Both Saris are self-confessed “shopaholics” who built Bib + Tuck because it answered their own fashion needs: as young professionals, they didn’t have a big budget to purchase the items they most desired. Vogue highlighted the start-up in 2011 as something to watch — and most ecommerce analysts would probably agree that it was right.
Beginning as an “invite only” community, Bib + Tuck open its virtual doors to the public this summer. And now the app: the two Saris are clear that they were always aiming for an Instagram-type feel for it, with a shoppable aspect thrown in.
The app lets users add product information and image filters, and it allows them to search according to a raft of criteria including brand, price, category and condition.

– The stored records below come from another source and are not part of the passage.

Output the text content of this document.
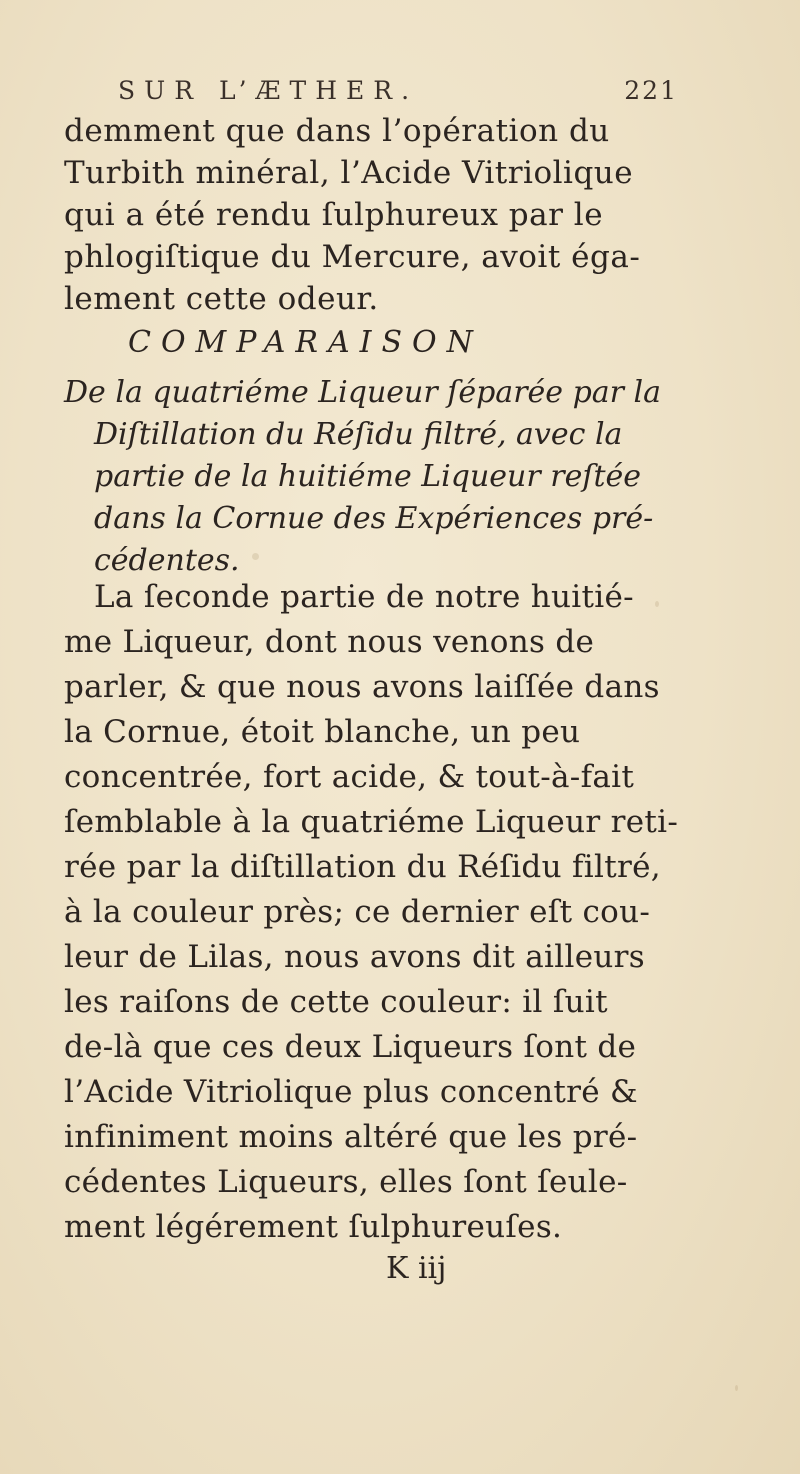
SUR L’ÆTHER.	221
demment que dans l’opération du
Turbith minéral, l’Acide Vitriolique
qui a été rendu ſulphureux par le
phlogiſtique du Mercure, avoit éga-
lement cette odeur.
COMPARAISON
De la quatriéme Liqueur ſéparée par la
Diſtillation du Réſidu filtré, avec la
partie de la huitiéme Liqueur reſtée
dans la Cornue des Expériences pré-
cédentes.
La ſeconde partie de notre huitié-
me Liqueur, dont nous venons de
parler, & que nous avons laiſſée dans
la Cornue, étoit blanche, un peu
concentrée, fort acide, & tout-à-fait
ſemblable à la quatriéme Liqueur reti-
rée par la diſtillation du Réſidu filtré,
à la couleur près; ce dernier eſt cou-
leur de Lilas, nous avons dit ailleurs
les raiſons de cette couleur: il ſuit
de-là que ces deux Liqueurs ſont de
l’Acide Vitriolique plus concentré &
infiniment moins altéré que les pré-
cédentes Liqueurs, elles ſont ſeule-
ment légérement ſulphureuſes.
K iij
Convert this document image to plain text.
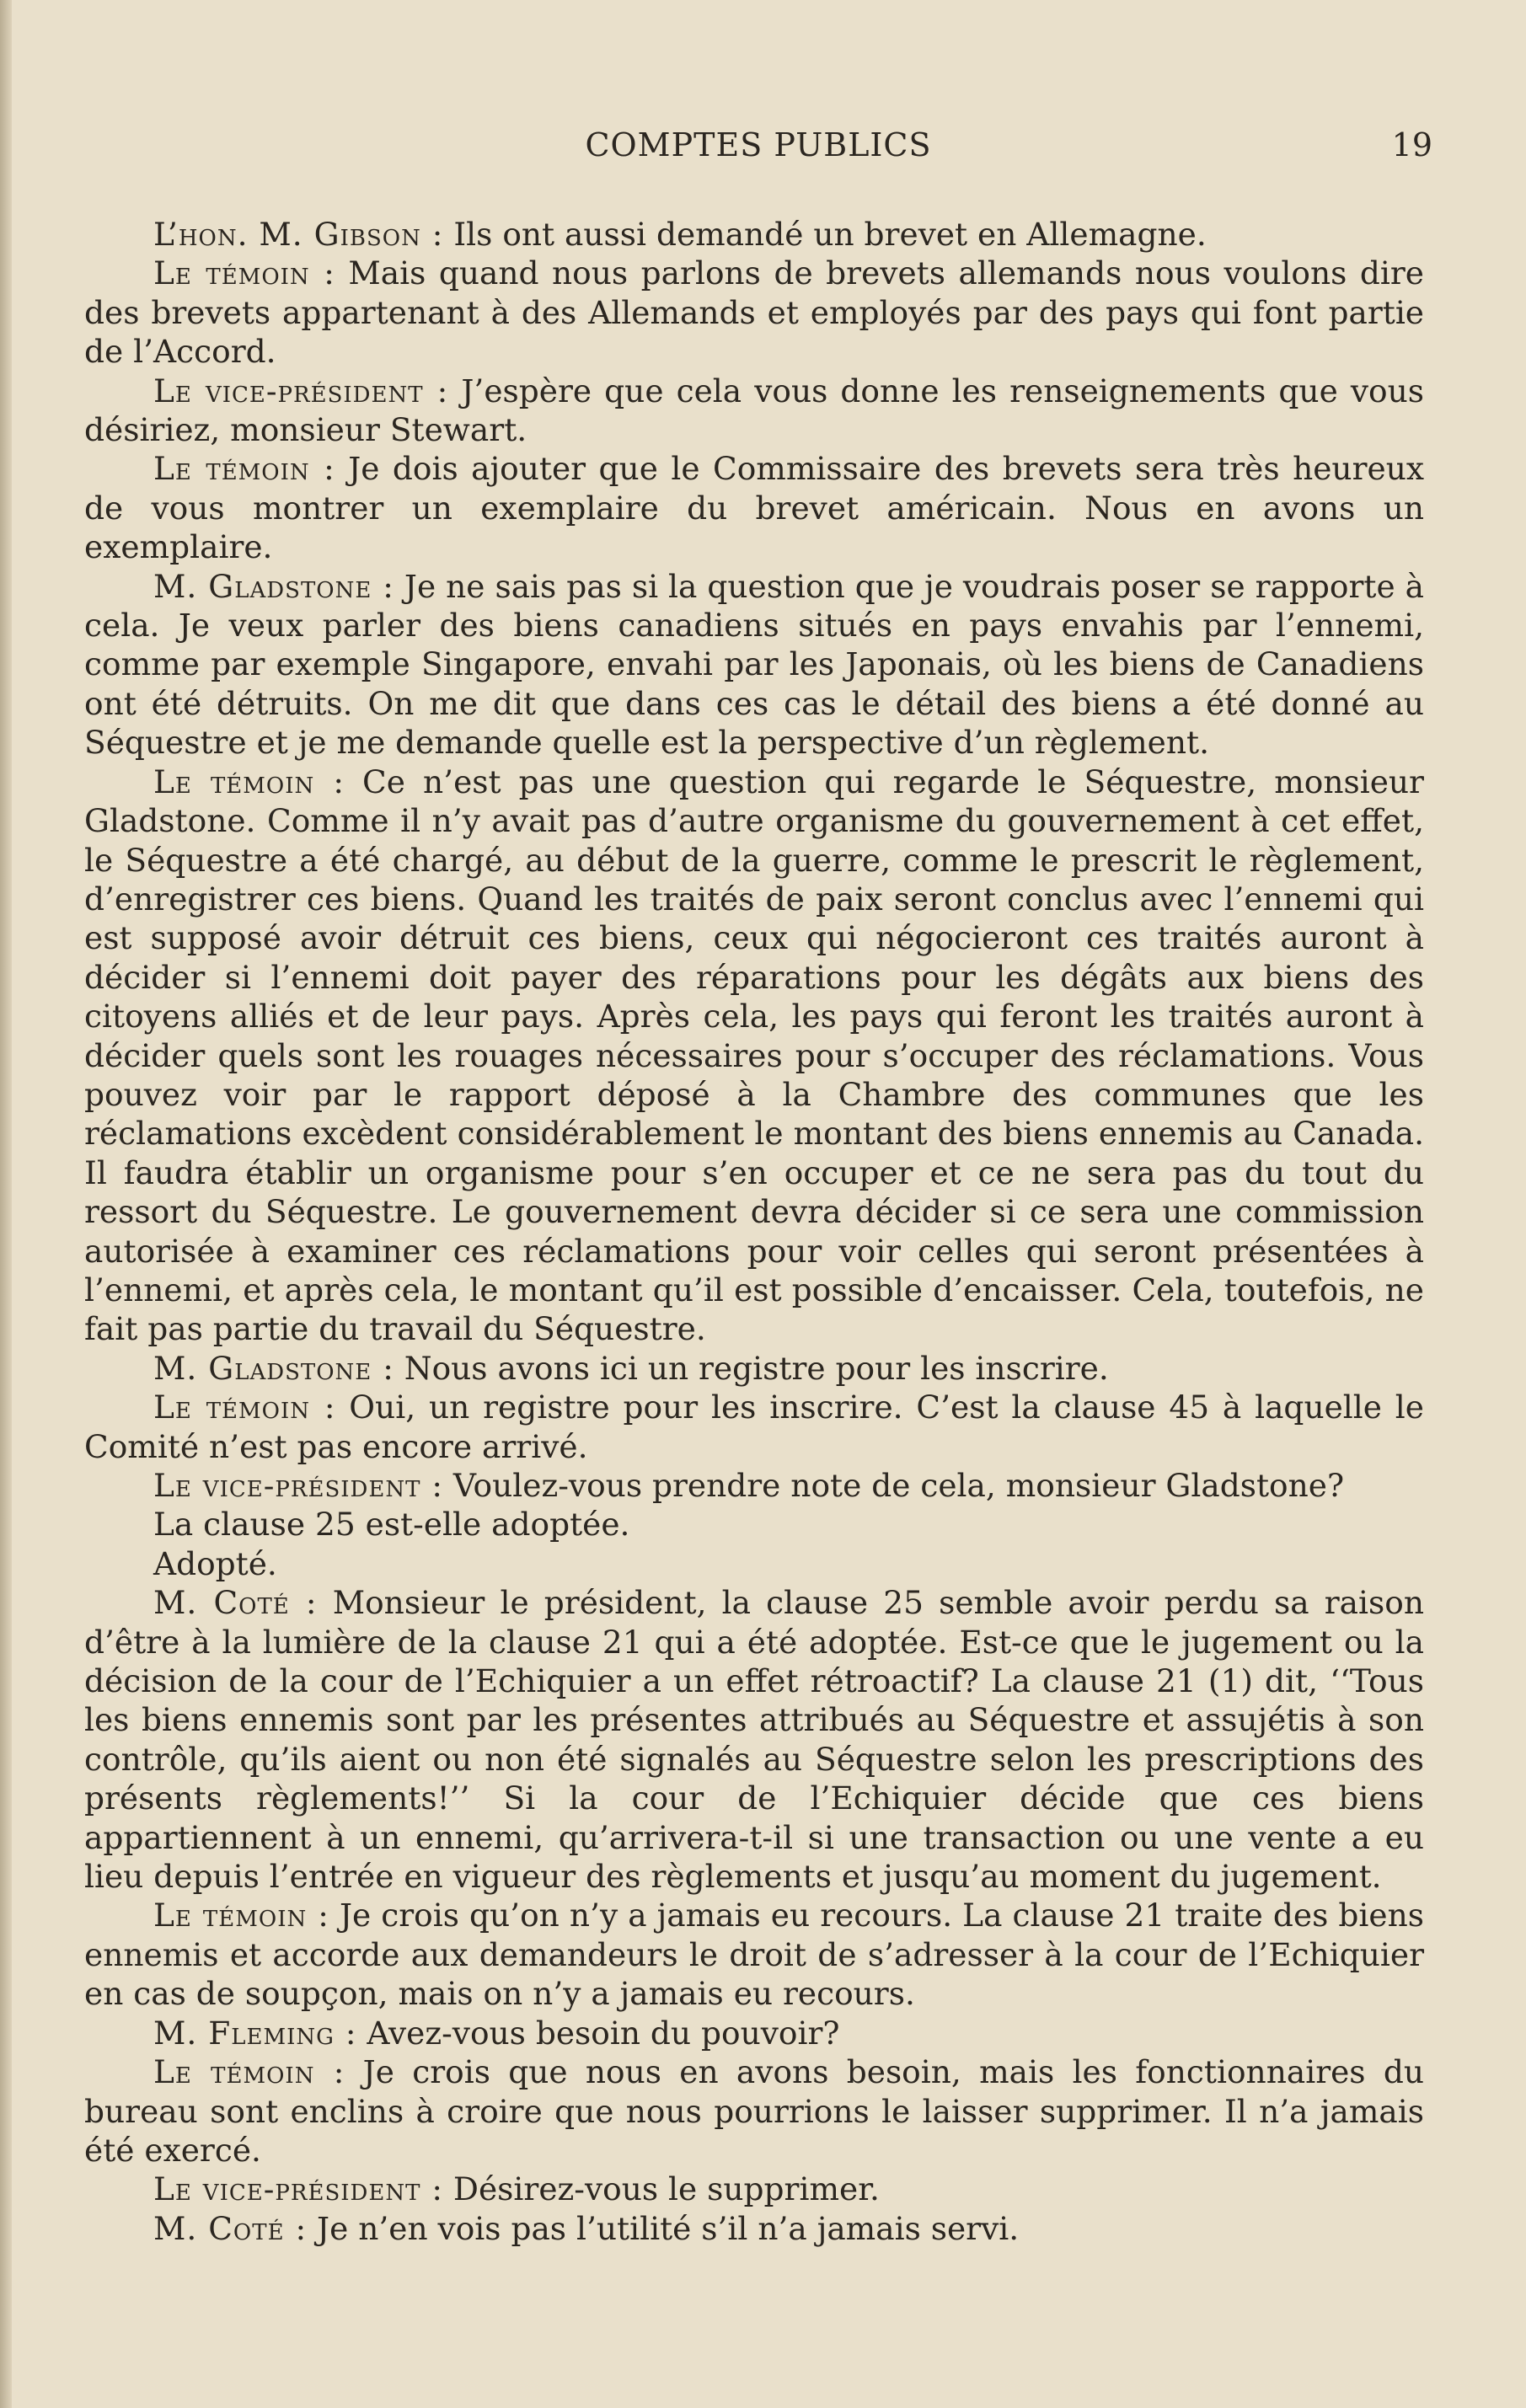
COMPTES PUBLICS	19

L’hon. M. Gibson : Ils ont aussi demandé un brevet en Allemagne.

Le témoin : Mais quand nous parlons de brevets allemands nous voulons dire des brevets appartenant à des Allemands et employés par des pays qui font partie de l’Accord.

Le vice-président : J’espère que cela vous donne les renseignements que vous désiriez, monsieur Stewart.

Le témoin : Je dois ajouter que le Commissaire des brevets sera très heureux de vous montrer un exemplaire du brevet américain. Nous en avons un exemplaire.

M. Gladstone : Je ne sais pas si la question que je voudrais poser se rapporte à cela. Je veux parler des biens canadiens situés en pays envahis par l’ennemi, comme par exemple Singapore, envahi par les Japonais, où les biens de Canadiens ont été détruits. On me dit que dans ces cas le détail des biens a été donné au Séquestre et je me demande quelle est la perspective d’un règlement.

Le témoin : Ce n’est pas une question qui regarde le Séquestre, monsieur Gladstone. Comme il n’y avait pas d’autre organisme du gouvernement à cet effet, le Séquestre a été chargé, au début de la guerre, comme le prescrit le règlement, d’enregistrer ces biens. Quand les traités de paix seront conclus avec l’ennemi qui est supposé avoir détruit ces biens, ceux qui négocieront ces traités auront à décider si l’ennemi doit payer des réparations pour les dégâts aux biens des citoyens alliés et de leur pays. Après cela, les pays qui feront les traités auront à décider quels sont les rouages nécessaires pour s’occuper des réclamations. Vous pouvez voir par le rapport déposé à la Chambre des communes que les réclamations excèdent considérablement le montant des biens ennemis au Canada. Il faudra établir un organisme pour s’en occuper et ce ne sera pas du tout du ressort du Séquestre. Le gouvernement devra décider si ce sera une commission autorisée à examiner ces réclamations pour voir celles qui seront présentées à l’ennemi, et après cela, le montant qu’il est possible d’encaisser. Cela, toutefois, ne fait pas partie du travail du Séquestre.

M. Gladstone : Nous avons ici un registre pour les inscrire.

Le témoin : Oui, un registre pour les inscrire. C’est la clause 45 à laquelle le Comité n’est pas encore arrivé.

Le vice-président : Voulez-vous prendre note de cela, monsieur Gladstone?

La clause 25 est-elle adoptée.

Adopté.

M. Coté : Monsieur le président, la clause 25 semble avoir perdu sa raison d’être à la lumière de la clause 21 qui a été adoptée. Est-ce que le jugement ou la décision de la cour de l’Echiquier a un effet rétroactif? La clause 21 (1) dit, ‘‘Tous les biens ennemis sont par les présentes attribués au Séquestre et assujétis à son contrôle, qu’ils aient ou non été signalés au Séquestre selon les prescriptions des présents règlements!’’ Si la cour de l’Echiquier décide que ces biens appartiennent à un ennemi, qu’arrivera-t-il si une transaction ou une vente a eu lieu depuis l’entrée en vigueur des règlements et jusqu’au moment du jugement.

Le témoin : Je crois qu’on n’y a jamais eu recours. La clause 21 traite des biens ennemis et accorde aux demandeurs le droit de s’adresser à la cour de l’Echiquier en cas de soupçon, mais on n’y a jamais eu recours.

M. Fleming : Avez-vous besoin du pouvoir?

Le témoin : Je crois que nous en avons besoin, mais les fonctionnaires du bureau sont enclins à croire que nous pourrions le laisser supprimer. Il n’a jamais été exercé.

Le vice-président : Désirez-vous le supprimer.

M. Coté : Je n’en vois pas l’utilité s’il n’a jamais servi.
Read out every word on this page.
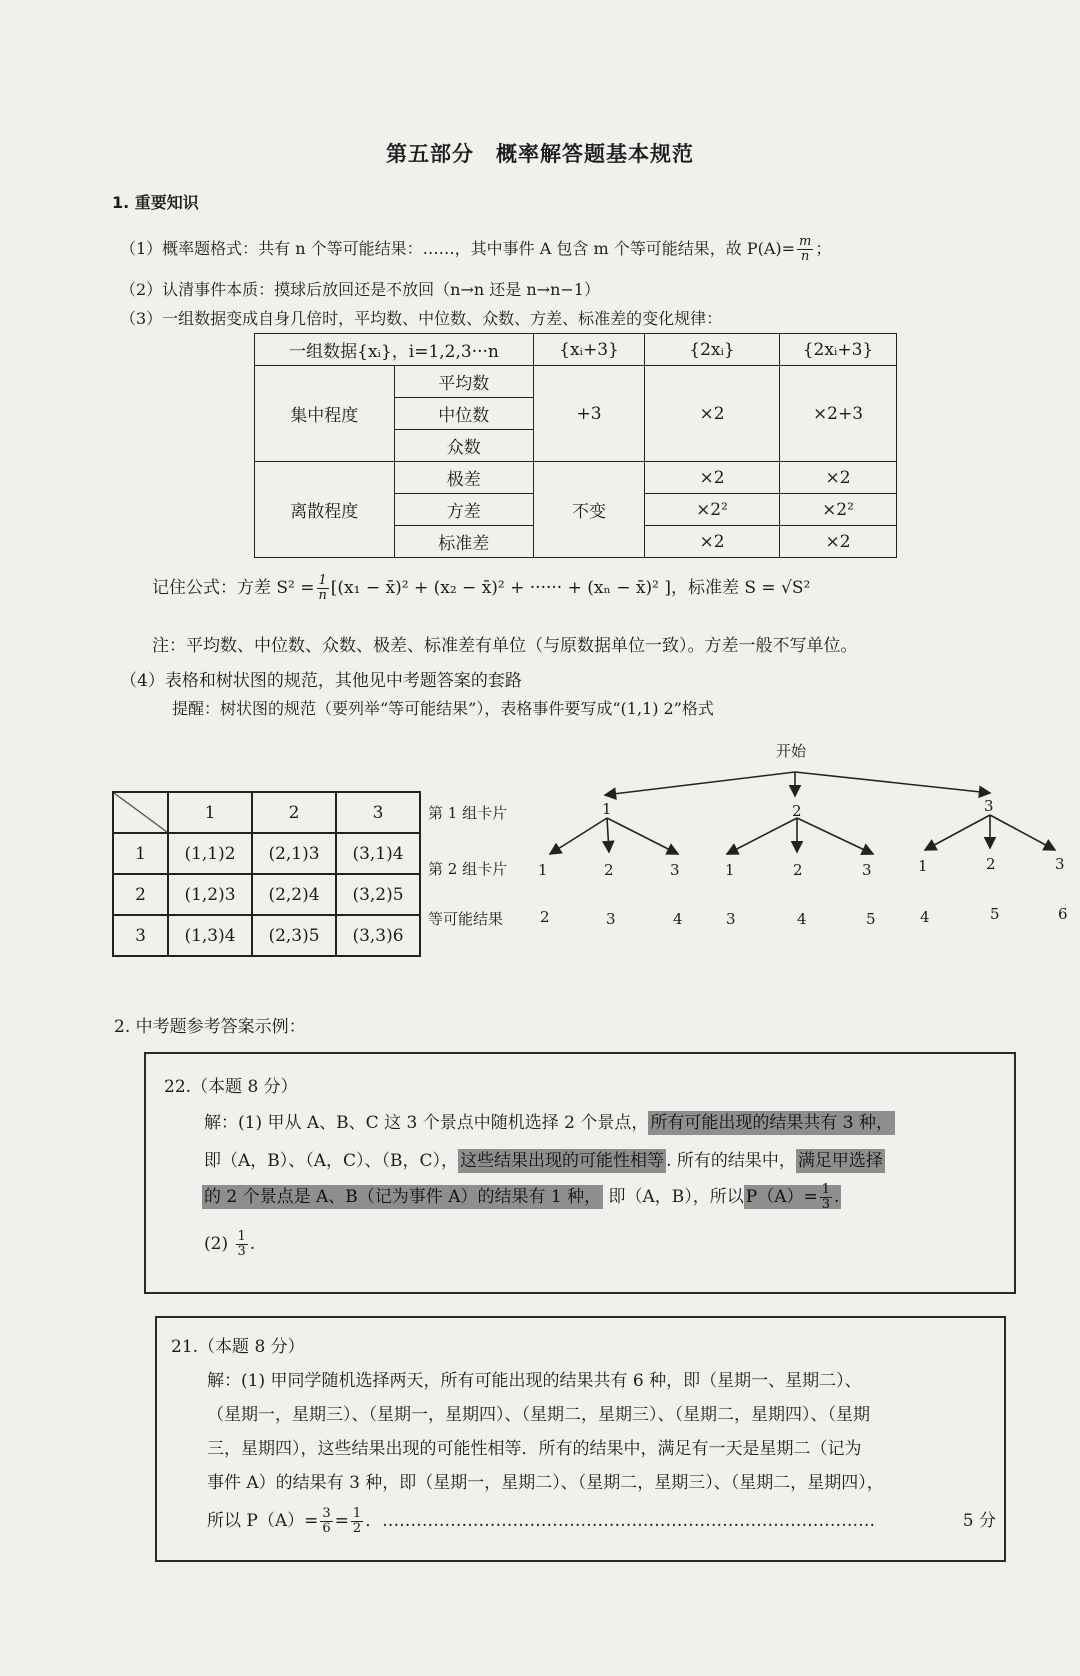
第五部分　概率解答题基本规范
1. 重要知识
（1）概率题格式：共有 n 个等可能结果：……，其中事件 A 包含 m 个等可能结果，故 $P(A)= \frac{m}{n}$ ；
（2）认清事件本质：摸球后放回还是不放回（n→n 还是 n→n−1）
（3）一组数据变成自身几倍时，平均数、中位数、众数、方差、标准差的变化规律：
一组数据{xᵢ}，i=1,2,3···n		{xᵢ+3}	{2xᵢ}	{2xᵢ+3}
集中程度	平均数	+3	×2	×2+3
	中位数			
	众数			
离散程度	极差	不变	×2	×2
	方差		×2²	×2²
	标准差		×2	×2
记住公式：方差 $S^2 = \frac{1}{n} [(x_1$ − x̄)² + (x₂ − x̄)² + ······ + (xₙ − x̄)² ]，标准差 S = √S²
注：平均数、中位数、众数、极差、标准差有单位（与原数据单位一致）。方差一般不写单位。
（4）表格和树状图的规范，其他见中考题答案的套路
提醒：树状图的规范（要列举“等可能结果”），表格事件要写成“(1,1) 2”格式
	1	2	3
1	(1,1)2	(2,1)3	(3,1)4
2	(1,2)3	(2,2)4	(3,2)5
3	(1,3)4	(2,3)5	(3,3)6
开始
第 1 组卡片
第 2 组卡片
等可能结果
1	2	3
1	2	3	1	2	3	1	2	3
2	3	4	3	4	5	4	5	6
2. 中考题参考答案示例：
22.（本题 8 分）
解：(1) 甲从 A、B、C 这 3 个景点中随机选择 2 个景点， 所有可能出现的结果共有 3 种，
即（A，B）、（A，C）、（B，C）， 这些结果出现的可能性相等 . 所有的结果中， 满足甲选择
的 2 个景点是 A、B（记为事件 A）的结果有 1 种， 即（A，B），所以 $P(A)= \frac{1}{3}$ .
$(2) \frac{1}{3}$ .
21.（本题 8 分）
解：(1) 甲同学随机选择两天，所有可能出现的结果共有 6 种，即（星期一、星期二）、
（星期一，星期三）、（星期一，星期四）、（星期二，星期三）、（星期二，星期四）、（星期
三，星期四），这些结果出现的可能性相等．所有的结果中，满足有一天是星期二（记为
事件 A）的结果有 3 种，即（星期一，星期二）、（星期二，星期三）、（星期二，星期四），
所以 $P(A)= \frac{3}{6} = \frac{1}{2}$ ．……………………………………………………………………………	5 分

It also lets users message one another, which the founders say not only makes transactions smoother, it helps build a community ambience.
Users now have an updated list of brands they can trade with, which now includes designers like Opening Ceremony, Acne and Alexander Wang. However, there’s also a list of brands the startup rejects, which include Old Navy, H&M and Forever21.
Using some of its seed funding to hire a creative director without delay, chiefly to augment its ecommerce offerings with enticing editorial content, ecommerce analysts might agree that Bib + Tuck lost no time in developing its brand. And that includes a reputation for transparency: no hiding behind opaque avatars here. Azout says:
“When you’re buying something, you’re looking at who’s selling it. What does that person do? You’re getting insight into that person’s world… You know that this jacket is from a musician in LA, and she wore it on tour, and she’s letting it go and wants someone else to appreciate it.”